On 17/12/15 16:59, Jeff Law wrote:
On 12/17/2015 09:26 AM, Kyrill Tkachov wrote:
One could argue that if the target has (or advertises having) a native
QImode register comparison then it's objectively a simplification to
transform a comparison in a wider mode
to a comparison in the shorter mode.
Generally true.

The most commonly cited exception is any port that defines WORD_REGISTER_OPERATIONS. However, I would be comfortable with the idea that defining QImode comparisons on a target with WORD_REGISTER_OPERATIONS is a pretty explicit indication that it wants to try and shorten comparisons for one reason or another.



I was investigating WORD_REGISTER_OPERATIONS as part of this. But we can't define it for aarch64.
In any case, aarch64 doesn't have QImode registers so I thought we'd try to avoid creating them.
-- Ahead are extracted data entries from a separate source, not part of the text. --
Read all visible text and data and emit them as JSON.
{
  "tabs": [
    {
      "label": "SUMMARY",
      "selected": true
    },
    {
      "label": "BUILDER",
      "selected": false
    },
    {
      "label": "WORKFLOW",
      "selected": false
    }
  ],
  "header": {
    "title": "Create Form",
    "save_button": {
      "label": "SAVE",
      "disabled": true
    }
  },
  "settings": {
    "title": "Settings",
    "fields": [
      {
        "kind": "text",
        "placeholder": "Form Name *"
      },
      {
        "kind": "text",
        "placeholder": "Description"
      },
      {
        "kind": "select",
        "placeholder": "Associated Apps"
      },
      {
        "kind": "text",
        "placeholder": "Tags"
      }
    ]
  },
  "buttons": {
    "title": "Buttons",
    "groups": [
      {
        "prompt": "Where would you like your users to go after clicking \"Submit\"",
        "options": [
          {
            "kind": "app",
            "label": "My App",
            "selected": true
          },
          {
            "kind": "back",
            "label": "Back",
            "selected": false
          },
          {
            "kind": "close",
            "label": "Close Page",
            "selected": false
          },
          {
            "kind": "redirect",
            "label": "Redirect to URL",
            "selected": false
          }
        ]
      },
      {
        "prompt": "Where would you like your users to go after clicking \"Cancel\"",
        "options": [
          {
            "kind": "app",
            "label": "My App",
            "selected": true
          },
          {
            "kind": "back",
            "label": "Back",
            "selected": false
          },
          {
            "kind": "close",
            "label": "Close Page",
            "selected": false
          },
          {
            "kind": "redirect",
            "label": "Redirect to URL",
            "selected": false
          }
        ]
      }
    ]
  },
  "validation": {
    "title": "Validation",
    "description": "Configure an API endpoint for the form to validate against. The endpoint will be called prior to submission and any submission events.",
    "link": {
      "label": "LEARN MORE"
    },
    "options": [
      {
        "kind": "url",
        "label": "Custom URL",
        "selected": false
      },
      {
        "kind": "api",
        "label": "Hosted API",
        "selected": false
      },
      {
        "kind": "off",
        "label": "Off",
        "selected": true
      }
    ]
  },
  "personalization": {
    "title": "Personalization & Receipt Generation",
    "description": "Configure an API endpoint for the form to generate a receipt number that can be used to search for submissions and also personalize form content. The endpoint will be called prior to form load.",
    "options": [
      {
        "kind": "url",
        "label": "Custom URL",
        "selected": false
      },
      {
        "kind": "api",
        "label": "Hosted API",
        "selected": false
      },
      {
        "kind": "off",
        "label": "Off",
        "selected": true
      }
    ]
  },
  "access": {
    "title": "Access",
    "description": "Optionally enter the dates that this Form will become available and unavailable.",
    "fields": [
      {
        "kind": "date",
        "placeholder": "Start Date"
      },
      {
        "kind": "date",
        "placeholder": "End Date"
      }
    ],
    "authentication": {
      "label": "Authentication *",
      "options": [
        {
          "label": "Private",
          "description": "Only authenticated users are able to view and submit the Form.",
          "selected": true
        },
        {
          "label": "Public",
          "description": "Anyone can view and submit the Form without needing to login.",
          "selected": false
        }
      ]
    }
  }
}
If, however, the target doesn't have such an instruction (like aarch64
doesn't have QImode registers) then
truncating the wider mode to QImode through a subreg is not less complex
than a zero_extract, as both will
involve some form of extracting/masking the desired QImode bits. So
picking a canonical form there makes sense,
and the documentation already specifies the zero_extract form as the
canonical.

Would be nice to get a definite clarification on whether the subreg form
is indeed the canonical one.
The subreg style "extension" isn't really an extension. It is a way to say that we want to look at the object in a wider mode, but we don't actually care about the upper bits. It's generally expected that the subreg won't result in the generation of any code.

A zero extract defines all the bits.

In this case, I'm expecting a QImode compare with zero to map down to the aarch64 TST reg, #255 instruction which
definitely zeroes out any bits outside of QImode (as it is a bitwise AND with a bitmask),
so zero_extract is the more correct expression here, no?



In theory the optimizers can use a SUBREG just like they could a REG, which should enable additional optimization.  In practice I don't think that's been as true as we'd like.